Digital Signature and Public Key as Identities

Bitcoin and Cryptocurrency Technologies-Week 1

Posted by 赵化冰 on Tuesday, May 15, 2018


This series of articles are my notes of “Bitcoin and Cryptocurrency Technologies” online course.

Digital Signature

Just like a written signature of a document, but it’s in digital form. The desired features:
* Only you can sign your own signature * Everyone can verify your signature * A signature is tied to a certain document, it can’t be copied and used with other documents

How to Sign and Verify a Digital Signature

Generate a Pair of Public Key and Secrete/Private Key

(sk, pk) := generates(keysize)

The mathematics feature of public/private key pair: Messages encrypted with private can only be decrypted with the public key, and vice versa.
You keep the private key to yourself and publish the public key to others.
Because only you have the private key, so if anyone who receives an encrypted message and the message can be decrypted with your public key, they can make sure that the message is sent from you.

Sign a Message with the Private Key

signature: = sign(sk, message)

We usually sign the hash of the message rather than the message itself.
It’s because singing a fixed size hash(such as 256 bit) is much more efficient than signing a long message, and the collision-free feature of hash function can assure that no one can forge another message which has the same hash.
So the sign function is like:
signature := encrypt(sk, hash(message))

Verify the Signature with Message

Others receive a message with a signature which is claimed to be sent by the signer.
They verify the message with the public key of the signer, which has already been published to all.
isValid := verify(pk, message, signature)

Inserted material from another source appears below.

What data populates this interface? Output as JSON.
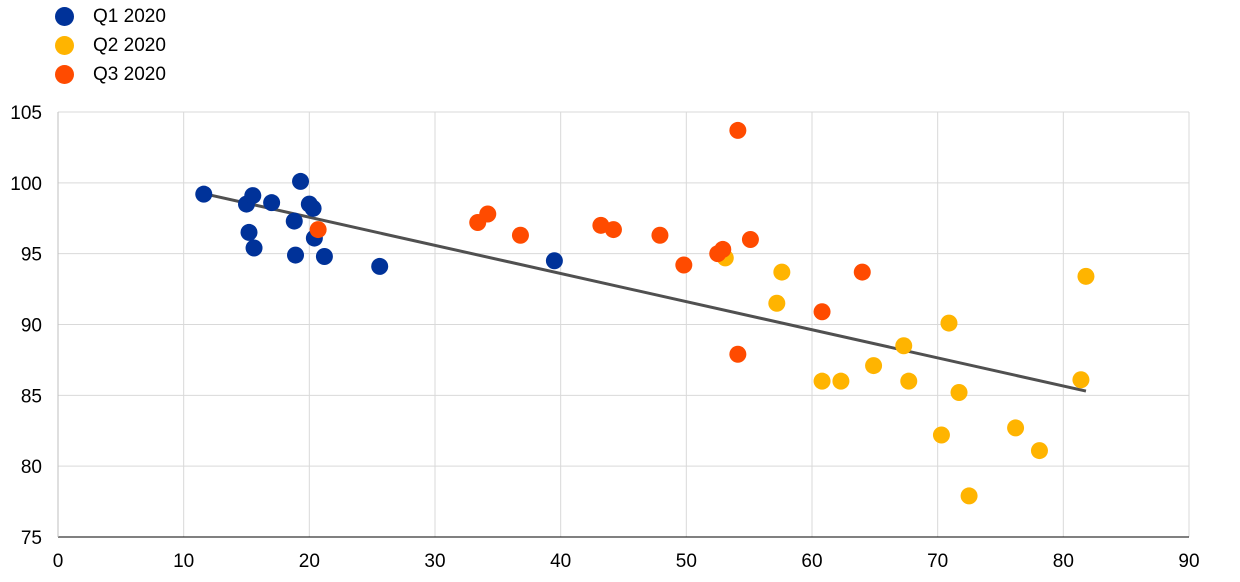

Like I mentioned before, we usually sign the hash of the message, so the verify function is like:
isValid := isEqual(decrypt(pk, hash(message)), signature) digital signature

Use Digital Signature with Cryptocurrency

Signing a hash pointer is identical to signing the whole structure of the data in the hash pointer points to.
* Sign the head hash pointer of a blockchain(LinkedList) is identical to sign all the transaction data in the blockchain * Sign the root of a Merkle tree is identical to sign all the transaction data in the Merkle tree

Because modification of any part in the data structure will result inconsistent at the head/root, so as long as we have verified the digital signature of the head/root, we can know for sure that the whole structure can’t be forged because no one can create a fake data structure with the same head/root.

Public Key as Identities

Because only the owner of the public key knowns the matching private key, so only the owner can send out a message signed with that private key.

If we can verify the signature of a message with a public key,we can be sure that message has been sent out on behalf of the person behind of that public key,in other word,the public key is an identity of that person.

There are two kinds of identities

Certificated Identities

In some cases, such as signing a business contract or sending an email, you need to let the other side know who you are and able to verify your true identity, such as your name, your organization, so they can trust you when doing business with you.

But how can people make sure the public key they received is the original one it is claimed to be? How can people know that the public key has not been modified by a middleman or it is not forged by an attacker?

To solve this kind of trust issues in the public key publishing process, we introduced the digital certificate, which is a document consists of a public key, user identity and a signature of a trusted authority. The public key of the trusted authority has already been planted into operating systems or browsers, it’s called root certificate.

Obtain a digital certifacte from an authority digital certification
Verify a digital signature using a certificate issued by an authority
digital certification

Anonymous Identities

Sometimes, you may want to keep anonymous, in that case, you just publish your public key without a certification. One example is the identiy in Bitcoin, you might not want to let others known how many money you have, especially you have a lot and prefer to keep a low profile.

Even without certification, you can still use that anonymous identity(the public key) to do business with others as long as the people don’t care who exactly you are.